Who We Are
CVSA is an international not-for-profit organization comprised of local, state, provincial, territorial and federal motor carrier safety officials and industry representatives from the United States, Canada, and Mexico. Our mission is to promote commercial motor vehicle safety and security by providing leadership to enforcement, industry and policy makers. CVSA member jurisdictions are represented by various Departments of Transportation, Public Utility and Service Commissions, State Police, Highway Patrols and Ministries of Transport. In addition, CVSA has several hundred associate members who are committed to helping the Alliance achieve its goals; uniformity, compatibility and reciprocity of commercial vehicle inspections, and enforcement activities throughout North America by individuals dedicated to highway safety and security.
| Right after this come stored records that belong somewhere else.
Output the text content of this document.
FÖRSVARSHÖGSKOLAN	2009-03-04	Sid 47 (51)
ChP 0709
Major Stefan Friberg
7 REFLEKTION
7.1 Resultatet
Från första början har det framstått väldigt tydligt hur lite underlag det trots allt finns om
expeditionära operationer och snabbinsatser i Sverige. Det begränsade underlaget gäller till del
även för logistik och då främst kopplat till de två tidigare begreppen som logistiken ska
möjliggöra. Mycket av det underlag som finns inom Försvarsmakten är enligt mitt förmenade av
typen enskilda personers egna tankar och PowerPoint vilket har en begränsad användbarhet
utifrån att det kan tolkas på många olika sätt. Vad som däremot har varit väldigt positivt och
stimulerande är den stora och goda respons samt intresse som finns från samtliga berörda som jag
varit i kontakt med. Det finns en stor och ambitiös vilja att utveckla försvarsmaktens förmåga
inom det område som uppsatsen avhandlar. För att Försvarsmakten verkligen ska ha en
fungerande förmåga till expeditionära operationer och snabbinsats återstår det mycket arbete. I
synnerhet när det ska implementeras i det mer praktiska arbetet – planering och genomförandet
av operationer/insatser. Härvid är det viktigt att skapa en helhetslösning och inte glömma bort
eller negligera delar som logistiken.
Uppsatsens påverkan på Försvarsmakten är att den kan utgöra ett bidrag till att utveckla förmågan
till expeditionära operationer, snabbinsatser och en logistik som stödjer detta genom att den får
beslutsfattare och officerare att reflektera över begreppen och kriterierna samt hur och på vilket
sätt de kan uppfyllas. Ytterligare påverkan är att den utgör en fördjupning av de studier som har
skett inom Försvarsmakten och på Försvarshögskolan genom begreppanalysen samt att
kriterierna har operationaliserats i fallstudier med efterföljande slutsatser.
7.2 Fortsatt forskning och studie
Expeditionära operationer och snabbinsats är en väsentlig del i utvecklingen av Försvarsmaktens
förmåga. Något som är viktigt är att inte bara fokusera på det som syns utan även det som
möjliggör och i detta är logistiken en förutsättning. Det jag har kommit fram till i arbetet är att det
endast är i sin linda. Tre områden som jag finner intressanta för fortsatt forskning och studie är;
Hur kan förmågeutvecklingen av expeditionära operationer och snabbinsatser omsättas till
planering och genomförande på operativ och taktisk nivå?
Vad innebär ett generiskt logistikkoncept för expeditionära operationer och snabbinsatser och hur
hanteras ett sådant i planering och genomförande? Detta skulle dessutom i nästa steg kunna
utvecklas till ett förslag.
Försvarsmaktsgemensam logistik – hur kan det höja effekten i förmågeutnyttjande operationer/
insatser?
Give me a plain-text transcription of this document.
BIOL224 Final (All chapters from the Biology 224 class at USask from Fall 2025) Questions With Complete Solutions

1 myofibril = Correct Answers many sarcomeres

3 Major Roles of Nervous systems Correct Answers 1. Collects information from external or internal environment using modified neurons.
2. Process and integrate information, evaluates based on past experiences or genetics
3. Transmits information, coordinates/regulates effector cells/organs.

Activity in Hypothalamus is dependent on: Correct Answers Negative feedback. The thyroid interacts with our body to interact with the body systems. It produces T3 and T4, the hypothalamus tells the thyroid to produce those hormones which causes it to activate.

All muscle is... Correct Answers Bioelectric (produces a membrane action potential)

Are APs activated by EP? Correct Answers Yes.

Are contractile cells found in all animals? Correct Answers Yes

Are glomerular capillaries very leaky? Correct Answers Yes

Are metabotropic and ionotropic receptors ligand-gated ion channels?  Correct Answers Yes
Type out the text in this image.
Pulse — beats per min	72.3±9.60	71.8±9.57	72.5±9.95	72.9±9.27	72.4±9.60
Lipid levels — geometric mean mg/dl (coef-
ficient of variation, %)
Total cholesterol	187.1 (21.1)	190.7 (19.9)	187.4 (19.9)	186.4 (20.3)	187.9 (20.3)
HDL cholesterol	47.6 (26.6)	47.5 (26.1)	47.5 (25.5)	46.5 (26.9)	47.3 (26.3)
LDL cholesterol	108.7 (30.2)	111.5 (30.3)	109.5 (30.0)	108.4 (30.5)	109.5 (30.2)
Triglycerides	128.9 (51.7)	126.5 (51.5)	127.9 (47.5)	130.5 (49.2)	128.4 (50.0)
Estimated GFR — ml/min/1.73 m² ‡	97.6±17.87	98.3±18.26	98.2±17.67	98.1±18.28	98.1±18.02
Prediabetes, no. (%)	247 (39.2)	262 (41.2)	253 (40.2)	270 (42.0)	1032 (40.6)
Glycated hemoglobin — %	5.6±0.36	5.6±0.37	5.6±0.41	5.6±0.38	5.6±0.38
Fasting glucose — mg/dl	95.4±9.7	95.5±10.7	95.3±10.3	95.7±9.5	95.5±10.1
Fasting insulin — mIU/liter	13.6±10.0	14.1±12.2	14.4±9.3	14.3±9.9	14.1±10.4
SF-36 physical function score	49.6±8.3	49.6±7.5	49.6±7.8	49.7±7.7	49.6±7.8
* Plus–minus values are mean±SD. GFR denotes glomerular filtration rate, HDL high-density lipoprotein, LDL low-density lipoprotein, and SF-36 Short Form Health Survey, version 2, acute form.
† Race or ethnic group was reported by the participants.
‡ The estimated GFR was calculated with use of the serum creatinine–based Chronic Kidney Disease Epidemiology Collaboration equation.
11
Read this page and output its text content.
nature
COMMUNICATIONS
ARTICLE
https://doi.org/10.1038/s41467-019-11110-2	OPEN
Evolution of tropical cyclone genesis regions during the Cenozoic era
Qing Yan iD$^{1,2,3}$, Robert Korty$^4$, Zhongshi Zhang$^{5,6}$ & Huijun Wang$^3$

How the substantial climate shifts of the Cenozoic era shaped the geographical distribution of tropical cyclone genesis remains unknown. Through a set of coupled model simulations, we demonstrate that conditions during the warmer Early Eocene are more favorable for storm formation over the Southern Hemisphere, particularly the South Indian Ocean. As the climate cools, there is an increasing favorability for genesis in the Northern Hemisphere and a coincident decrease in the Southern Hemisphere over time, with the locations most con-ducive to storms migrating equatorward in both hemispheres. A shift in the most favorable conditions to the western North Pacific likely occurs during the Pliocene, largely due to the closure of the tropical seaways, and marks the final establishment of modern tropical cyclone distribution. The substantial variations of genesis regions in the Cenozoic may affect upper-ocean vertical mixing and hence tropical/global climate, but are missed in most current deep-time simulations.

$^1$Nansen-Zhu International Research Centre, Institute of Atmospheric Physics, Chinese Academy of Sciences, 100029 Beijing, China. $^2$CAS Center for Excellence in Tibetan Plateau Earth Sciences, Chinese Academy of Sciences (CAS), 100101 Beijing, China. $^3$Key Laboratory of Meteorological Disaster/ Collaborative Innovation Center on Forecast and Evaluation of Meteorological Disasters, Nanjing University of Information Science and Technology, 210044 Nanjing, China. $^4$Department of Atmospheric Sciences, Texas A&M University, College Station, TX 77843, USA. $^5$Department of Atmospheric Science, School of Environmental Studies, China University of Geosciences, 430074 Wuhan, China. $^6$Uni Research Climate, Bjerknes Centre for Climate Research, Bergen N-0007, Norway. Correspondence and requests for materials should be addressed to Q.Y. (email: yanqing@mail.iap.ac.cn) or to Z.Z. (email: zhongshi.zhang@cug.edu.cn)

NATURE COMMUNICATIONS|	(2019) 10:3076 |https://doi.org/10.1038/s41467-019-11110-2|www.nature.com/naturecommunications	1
CVSA began as an informal gathering of Western State Agencies that had the responsibility for conducting commercial vehicle enforcement functions. The first meetings of the founding agencies were held in 1980. These meetings highlighted areas of common need and discussed ways in which uniform standards, procedures and methods could be utilized to greatest effectiveness. Early on there was recognition that commercial vehicle highway safety was virtually the same in all the different states. At the same time, it was also recognized that the various states were in large part using common criteria for regulation and inspection functions but there was not a system giving reciprocal credit for each other's work. Thus, the states were involved in a redundancy of work effort — a redundancy that wasted government resources as well as causing equipment/personnel time and monetary loss for the motor carrier industry.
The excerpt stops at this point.